TÜRK’ÜZ, BAŞARIRIZ!
Bugün Aralık ayının ilk günü…
Soğuk bir Ankara sabahında yazıyorum, bu satırları.
Kafamızı nereye çevirsek mutsuz, umutsuz insanlar görüyorum.
Neredeyse bir çoğumuz kendimizi bir çıkmazın içinde olduğumuzu düşünüp, çaresiz olduğumuzu sanıyoruz!
Peki ya, gerçekten çaresiz miyiz?
Bu sorunun yanıtını vermeden önce, bir hikaye paylaşmak istiyorum:
* * *
Büyük bir Japon bilgesi, deniz kenarında kumlar üzerinde meditasyon halindeyken, delikanlının biri, ona yaklaşıyor.
Aralarında şöyle bir konuşma geçiyor:
– Lütfen beni öğrenciniz olarak kabul eder misiniz?
Bilge, parmağıyla kumların üzerinde düz bir çizgi çiziyor.
– Önce bu çizgiyi kısalt
Genç, avuçlarıyla çizginin yarısını siliyor.
Bilge,
– Git, öğren de gel! diyor.
Aradan bir ay geçiyor, delikanlı tekrar geliyor!
Bilge, yine çizgi çiziyor!
– Kısalt! diyor.
Delikanlı, bu kez çizginin yarısını avucu ve dirseğiyle kapatıyor.
Bilge “olmadı” anlamında başını sallayıp,
-Git, öğren de gel! diyor.
Genç üzüntüyle yerinden kalkıp gidiyor.
Ama iki ay sonra, bilge adamın yanına tekrar geliyor.
Bilge kumların üzerine yine bir çizgi çekiyor, onu kısaltmasını istiyor.
Üçüncü defa aynı çizgi ile karşılaşan delikanlı bu defa boynunu büküyor,
– Çok düşündüm ama bulamadım. Siz kısaltır mısınız? efendim! diyor.

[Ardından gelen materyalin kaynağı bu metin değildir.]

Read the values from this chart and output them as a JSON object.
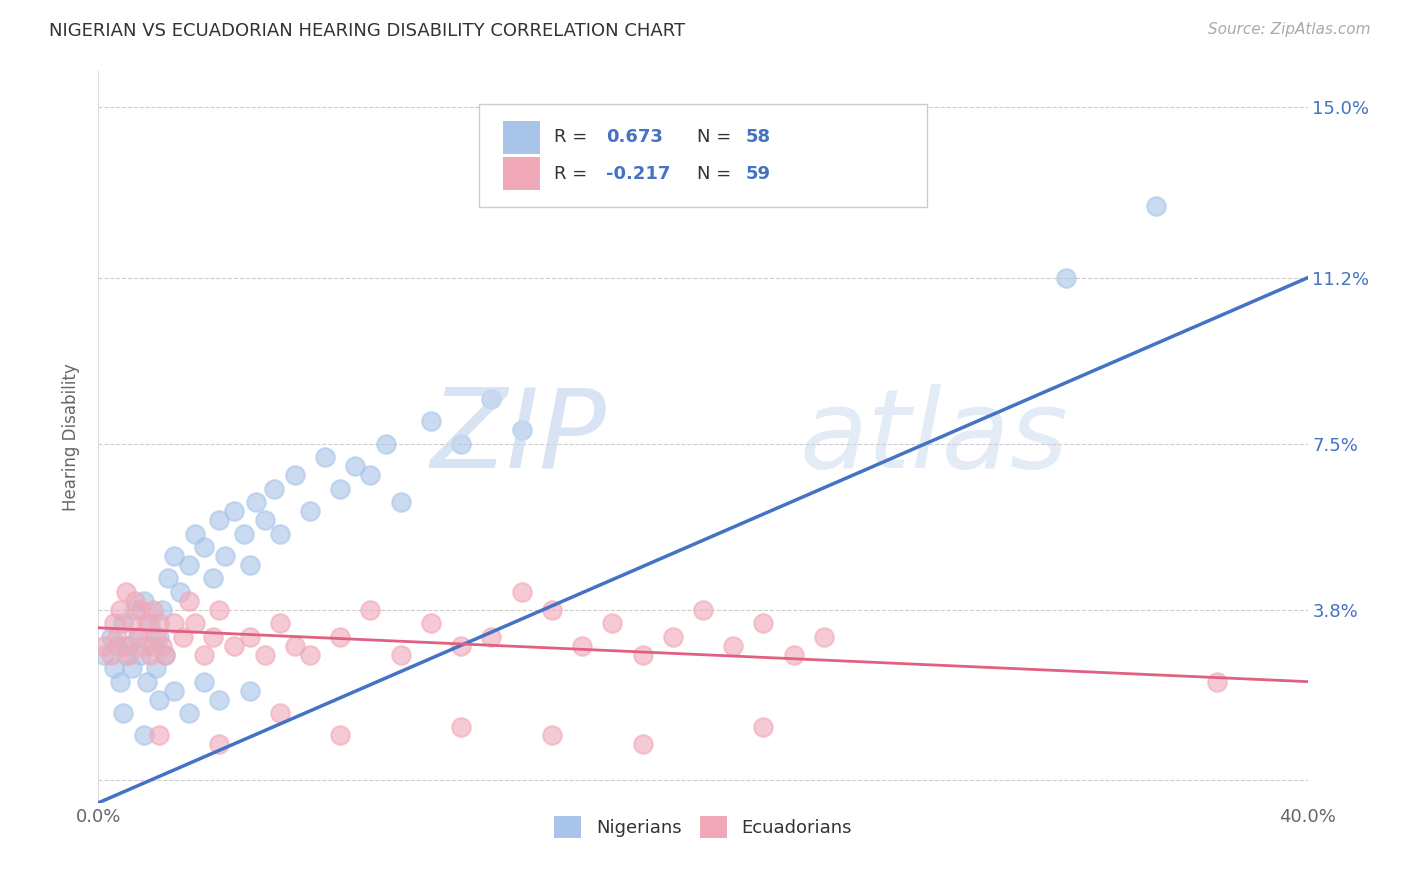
{
  "title": "NIGERIAN VS ECUADORIAN HEARING DISABILITY CORRELATION CHART",
  "source": "Source: ZipAtlas.com",
  "ylabel": "Hearing Disability",
  "xmin": 0.0,
  "xmax": 0.4,
  "ymin": -0.005,
  "ymax": 0.158,
  "yticks": [
    0.0,
    0.038,
    0.075,
    0.112,
    0.15
  ],
  "ytick_labels": [
    "",
    "3.8%",
    "7.5%",
    "11.2%",
    "15.0%"
  ],
  "xtick_labels": [
    "0.0%",
    "40.0%"
  ],
  "background_color": "#ffffff",
  "grid_color": "#cccccc",
  "nigerian_color": "#a8c4e8",
  "ecuadorian_color": "#f0a8b8",
  "blue_line_color": "#4472c4",
  "pink_line_color": "#e06080",
  "watermark_color": "#c8d8f0",
  "legend_R_N_color": "#4472c4",
  "R_text_color": "#333333",
  "R_nigerian": 0.673,
  "N_nigerian": 58,
  "R_ecuadorian": -0.217,
  "N_ecuadorian": 59,
  "nigerian_scatter": [
    [
      0.002,
      0.028
    ],
    [
      0.004,
      0.032
    ],
    [
      0.005,
      0.025
    ],
    [
      0.006,
      0.03
    ],
    [
      0.007,
      0.022
    ],
    [
      0.008,
      0.035
    ],
    [
      0.009,
      0.028
    ],
    [
      0.01,
      0.03
    ],
    [
      0.011,
      0.025
    ],
    [
      0.012,
      0.038
    ],
    [
      0.013,
      0.032
    ],
    [
      0.014,
      0.028
    ],
    [
      0.015,
      0.04
    ],
    [
      0.016,
      0.022
    ],
    [
      0.017,
      0.035
    ],
    [
      0.018,
      0.03
    ],
    [
      0.019,
      0.025
    ],
    [
      0.02,
      0.032
    ],
    [
      0.021,
      0.038
    ],
    [
      0.022,
      0.028
    ],
    [
      0.023,
      0.045
    ],
    [
      0.025,
      0.05
    ],
    [
      0.027,
      0.042
    ],
    [
      0.03,
      0.048
    ],
    [
      0.032,
      0.055
    ],
    [
      0.035,
      0.052
    ],
    [
      0.038,
      0.045
    ],
    [
      0.04,
      0.058
    ],
    [
      0.042,
      0.05
    ],
    [
      0.045,
      0.06
    ],
    [
      0.048,
      0.055
    ],
    [
      0.05,
      0.048
    ],
    [
      0.052,
      0.062
    ],
    [
      0.055,
      0.058
    ],
    [
      0.058,
      0.065
    ],
    [
      0.06,
      0.055
    ],
    [
      0.065,
      0.068
    ],
    [
      0.07,
      0.06
    ],
    [
      0.075,
      0.072
    ],
    [
      0.08,
      0.065
    ],
    [
      0.085,
      0.07
    ],
    [
      0.09,
      0.068
    ],
    [
      0.095,
      0.075
    ],
    [
      0.1,
      0.062
    ],
    [
      0.11,
      0.08
    ],
    [
      0.12,
      0.075
    ],
    [
      0.13,
      0.085
    ],
    [
      0.14,
      0.078
    ],
    [
      0.008,
      0.015
    ],
    [
      0.015,
      0.01
    ],
    [
      0.02,
      0.018
    ],
    [
      0.025,
      0.02
    ],
    [
      0.03,
      0.015
    ],
    [
      0.035,
      0.022
    ],
    [
      0.04,
      0.018
    ],
    [
      0.05,
      0.02
    ],
    [
      0.32,
      0.112
    ],
    [
      0.35,
      0.128
    ]
  ],
  "ecuadorian_scatter": [
    [
      0.002,
      0.03
    ],
    [
      0.004,
      0.028
    ],
    [
      0.005,
      0.035
    ],
    [
      0.006,
      0.032
    ],
    [
      0.007,
      0.038
    ],
    [
      0.008,
      0.03
    ],
    [
      0.009,
      0.042
    ],
    [
      0.01,
      0.028
    ],
    [
      0.011,
      0.035
    ],
    [
      0.012,
      0.04
    ],
    [
      0.013,
      0.032
    ],
    [
      0.014,
      0.038
    ],
    [
      0.015,
      0.03
    ],
    [
      0.016,
      0.035
    ],
    [
      0.017,
      0.028
    ],
    [
      0.018,
      0.038
    ],
    [
      0.019,
      0.032
    ],
    [
      0.02,
      0.035
    ],
    [
      0.021,
      0.03
    ],
    [
      0.022,
      0.028
    ],
    [
      0.025,
      0.035
    ],
    [
      0.028,
      0.032
    ],
    [
      0.03,
      0.04
    ],
    [
      0.032,
      0.035
    ],
    [
      0.035,
      0.028
    ],
    [
      0.038,
      0.032
    ],
    [
      0.04,
      0.038
    ],
    [
      0.045,
      0.03
    ],
    [
      0.05,
      0.032
    ],
    [
      0.055,
      0.028
    ],
    [
      0.06,
      0.035
    ],
    [
      0.065,
      0.03
    ],
    [
      0.07,
      0.028
    ],
    [
      0.08,
      0.032
    ],
    [
      0.09,
      0.038
    ],
    [
      0.1,
      0.028
    ],
    [
      0.11,
      0.035
    ],
    [
      0.12,
      0.03
    ],
    [
      0.13,
      0.032
    ],
    [
      0.14,
      0.042
    ],
    [
      0.15,
      0.038
    ],
    [
      0.16,
      0.03
    ],
    [
      0.17,
      0.035
    ],
    [
      0.18,
      0.028
    ],
    [
      0.19,
      0.032
    ],
    [
      0.2,
      0.038
    ],
    [
      0.21,
      0.03
    ],
    [
      0.22,
      0.035
    ],
    [
      0.23,
      0.028
    ],
    [
      0.24,
      0.032
    ],
    [
      0.02,
      0.01
    ],
    [
      0.04,
      0.008
    ],
    [
      0.06,
      0.015
    ],
    [
      0.08,
      0.01
    ],
    [
      0.12,
      0.012
    ],
    [
      0.15,
      0.01
    ],
    [
      0.18,
      0.008
    ],
    [
      0.22,
      0.012
    ],
    [
      0.37,
      0.022
    ]
  ],
  "nigerian_line": [
    [
      0.0,
      -0.005
    ],
    [
      0.4,
      0.112
    ]
  ],
  "ecuadorian_line": [
    [
      0.0,
      0.034
    ],
    [
      0.4,
      0.022
    ]
  ]
}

Bilge, çizginin yanına daha uzun bir çizgi çekiyor ve
Bak şimdi kısaldı! diyor.
* * *
Japon kültüründe gelişmenin, ilerlemenin yolunu gösteren sırlardan biri olan bu hikayeyi iyi anlayıp içimize sindirmeliyiz.
Birbirimizi aşağı çekmek yerine yarış halinde olmalıyız.
Ülke için daha iyi ne yapabiliriz? diye düşünmeliyiz…
Aslında önce Mustafa Kemal Atatürk’ü iyi anlamalıyız!
Onun gibi düşünebilmeyi öğrenmeliyiz!
Atatürk bu milleti “Padişahın Kulu” olmaktan kurtardı.
Kurduğu Türkiye Cumhuriyeti’nin “Saygın bireyleri” olduklarını öğretti.
Kadınları ikinci sınıf insan olmaktan çıkardı.
İlime her zaman değer verdi.
Tam 3 bin 997 kitap okudu. Bilgeliği ile çevresine ışık saçtı.
Kimseyi aldatmadı, kimseye aldanmadı!
Sonra da ağlayarak “beni affedin” demedi!
Girdiği bütün savaşları kazandı, dünya liderlerine kendisini kabul ettirdi!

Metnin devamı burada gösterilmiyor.